What is your point? (I honestly do not understand.)

Blackbear's comment was that writing libraries in C allows those libraries to be deployed broadly in many compute environments.

Jakob's reply (as I understood it) was that outside of the big Deep Learning libraries, this has not really happened. There is no C implementation of Pandas that allows for redeployment in other non-python compute contexts.

My point was that, with Arrow, this type of cross platform compatibility is coming to python dataframe libraries. You can prototype Dask code that runs on your laptop, then deploy it to a production Spark cluster, knowing the same Arrow engine is underpinning both. Or at least that's the vision. Obviously Arrow is still relatively young. But the point is, it's far from certain that the long-term global optimum for the ecosystem isn't sticking with "all libraries are written in C".

In response to "rise of," I too was excited about Arrow until I played with it and realized it didn't even provide a shape attribute. Anyways, people shouldn't be dependent on a low level lang like C to write fast code.
Fair.
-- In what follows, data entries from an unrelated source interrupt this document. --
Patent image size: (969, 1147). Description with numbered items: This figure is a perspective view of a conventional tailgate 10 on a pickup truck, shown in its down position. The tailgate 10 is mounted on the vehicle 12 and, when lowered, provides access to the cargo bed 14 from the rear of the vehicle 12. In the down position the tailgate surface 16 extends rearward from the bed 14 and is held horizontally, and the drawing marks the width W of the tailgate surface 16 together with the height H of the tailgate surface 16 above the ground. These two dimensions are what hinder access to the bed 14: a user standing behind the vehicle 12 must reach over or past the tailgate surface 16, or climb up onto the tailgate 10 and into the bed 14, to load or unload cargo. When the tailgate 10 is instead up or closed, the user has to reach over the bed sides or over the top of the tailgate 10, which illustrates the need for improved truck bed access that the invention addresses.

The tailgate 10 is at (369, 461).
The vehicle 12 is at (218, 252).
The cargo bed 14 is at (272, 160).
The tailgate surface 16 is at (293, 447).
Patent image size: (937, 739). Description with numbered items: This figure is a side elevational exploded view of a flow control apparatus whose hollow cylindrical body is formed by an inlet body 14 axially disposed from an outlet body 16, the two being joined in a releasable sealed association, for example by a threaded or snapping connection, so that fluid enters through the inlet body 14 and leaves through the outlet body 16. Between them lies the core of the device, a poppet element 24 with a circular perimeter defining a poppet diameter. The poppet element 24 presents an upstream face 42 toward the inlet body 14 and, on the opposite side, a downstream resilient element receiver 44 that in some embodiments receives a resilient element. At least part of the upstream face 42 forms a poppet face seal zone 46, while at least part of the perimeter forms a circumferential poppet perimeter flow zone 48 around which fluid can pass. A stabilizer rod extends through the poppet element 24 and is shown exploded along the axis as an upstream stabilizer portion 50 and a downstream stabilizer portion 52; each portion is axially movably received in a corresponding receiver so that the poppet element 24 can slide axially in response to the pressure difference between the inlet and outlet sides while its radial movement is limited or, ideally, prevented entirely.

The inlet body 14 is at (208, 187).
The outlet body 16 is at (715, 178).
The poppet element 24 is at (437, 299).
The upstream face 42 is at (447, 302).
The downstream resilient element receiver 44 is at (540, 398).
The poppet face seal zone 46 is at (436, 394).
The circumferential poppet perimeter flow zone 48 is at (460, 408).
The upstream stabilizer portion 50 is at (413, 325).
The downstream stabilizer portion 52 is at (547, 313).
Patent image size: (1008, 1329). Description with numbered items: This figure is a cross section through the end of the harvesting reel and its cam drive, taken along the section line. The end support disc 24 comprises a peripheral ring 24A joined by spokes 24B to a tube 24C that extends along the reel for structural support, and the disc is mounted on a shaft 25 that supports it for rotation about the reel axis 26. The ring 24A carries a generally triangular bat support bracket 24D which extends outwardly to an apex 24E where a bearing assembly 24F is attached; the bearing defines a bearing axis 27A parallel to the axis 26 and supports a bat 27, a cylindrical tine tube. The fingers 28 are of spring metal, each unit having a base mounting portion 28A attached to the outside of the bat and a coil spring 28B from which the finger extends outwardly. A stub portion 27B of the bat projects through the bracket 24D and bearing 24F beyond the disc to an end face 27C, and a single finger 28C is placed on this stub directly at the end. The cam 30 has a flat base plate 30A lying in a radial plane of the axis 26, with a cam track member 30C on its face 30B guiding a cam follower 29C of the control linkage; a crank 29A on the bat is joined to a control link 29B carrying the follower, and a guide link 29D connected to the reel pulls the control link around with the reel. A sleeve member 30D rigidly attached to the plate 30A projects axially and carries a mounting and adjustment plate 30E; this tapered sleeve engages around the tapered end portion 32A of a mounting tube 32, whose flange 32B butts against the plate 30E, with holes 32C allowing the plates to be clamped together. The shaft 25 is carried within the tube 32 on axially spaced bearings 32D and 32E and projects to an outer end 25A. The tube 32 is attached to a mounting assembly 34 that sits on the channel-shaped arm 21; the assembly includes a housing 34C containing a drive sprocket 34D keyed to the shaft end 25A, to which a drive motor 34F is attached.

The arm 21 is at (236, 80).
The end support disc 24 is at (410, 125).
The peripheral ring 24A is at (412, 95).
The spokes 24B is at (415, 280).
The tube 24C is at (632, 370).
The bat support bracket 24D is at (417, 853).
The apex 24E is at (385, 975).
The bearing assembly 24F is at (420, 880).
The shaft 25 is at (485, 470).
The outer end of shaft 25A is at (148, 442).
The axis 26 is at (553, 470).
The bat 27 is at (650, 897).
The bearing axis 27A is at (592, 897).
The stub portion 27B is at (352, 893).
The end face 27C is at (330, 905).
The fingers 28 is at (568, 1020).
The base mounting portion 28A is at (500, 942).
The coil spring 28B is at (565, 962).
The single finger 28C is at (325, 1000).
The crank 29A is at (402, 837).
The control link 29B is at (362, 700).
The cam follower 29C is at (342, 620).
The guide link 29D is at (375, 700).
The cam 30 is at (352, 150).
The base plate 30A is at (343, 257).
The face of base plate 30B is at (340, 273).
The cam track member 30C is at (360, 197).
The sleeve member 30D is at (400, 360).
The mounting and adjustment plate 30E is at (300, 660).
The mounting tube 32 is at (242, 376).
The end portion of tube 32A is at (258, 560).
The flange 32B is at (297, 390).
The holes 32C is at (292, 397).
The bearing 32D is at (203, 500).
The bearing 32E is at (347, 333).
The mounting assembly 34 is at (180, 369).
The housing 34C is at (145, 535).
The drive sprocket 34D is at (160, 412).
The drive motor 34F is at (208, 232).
I agree Arrow is still more of a vision than anything else.

> it didn't even provide a shape attribute

I suspect this has to do with the project's focus. I think they aspire to be a back-end to DataFrame libraries, which are generally 2d. I think they (correctly) are ceding the "n-dimensional tensor computation" space to the current incumbents.

Arrow is getting support for N-d arrays, so if anything they're expanding in that area (which is exciting). I don't think they're interested in creating a universal libarrow though, the point of the data format and C data interface is to have languages define their own implementations.
I may be wrong. It happens a lot! But I think Arrow's vision encompasses compute, not just a data format and data interface.

https://www.slideshare.net/wesm/pycon-colombia-2020-python-f...

Slide 43: The "Arrow C++ Platform" encompasses a "Multi-core Work Scheduler" and a "Query Engine"

Slide 38: "It would be more productive (long-term) to have a reusable computational foundation for data frames"

Again, I agree that, today, it's more data format, and the shared compute stuff is more a vision.

EDIT: See also https://ursalabs.org/tech/

For sure, I didn't mean to imply they weren't looking at compute too! https://github.com/apache/arrow-datafusion is another example of the shared compute vision. What I was trying to point out is that (at least for Arrow core) they seem to eschew FFI and generating shared libraries in favour of from scratch implementations in other compiled languages and direct bindings in interpreted ones.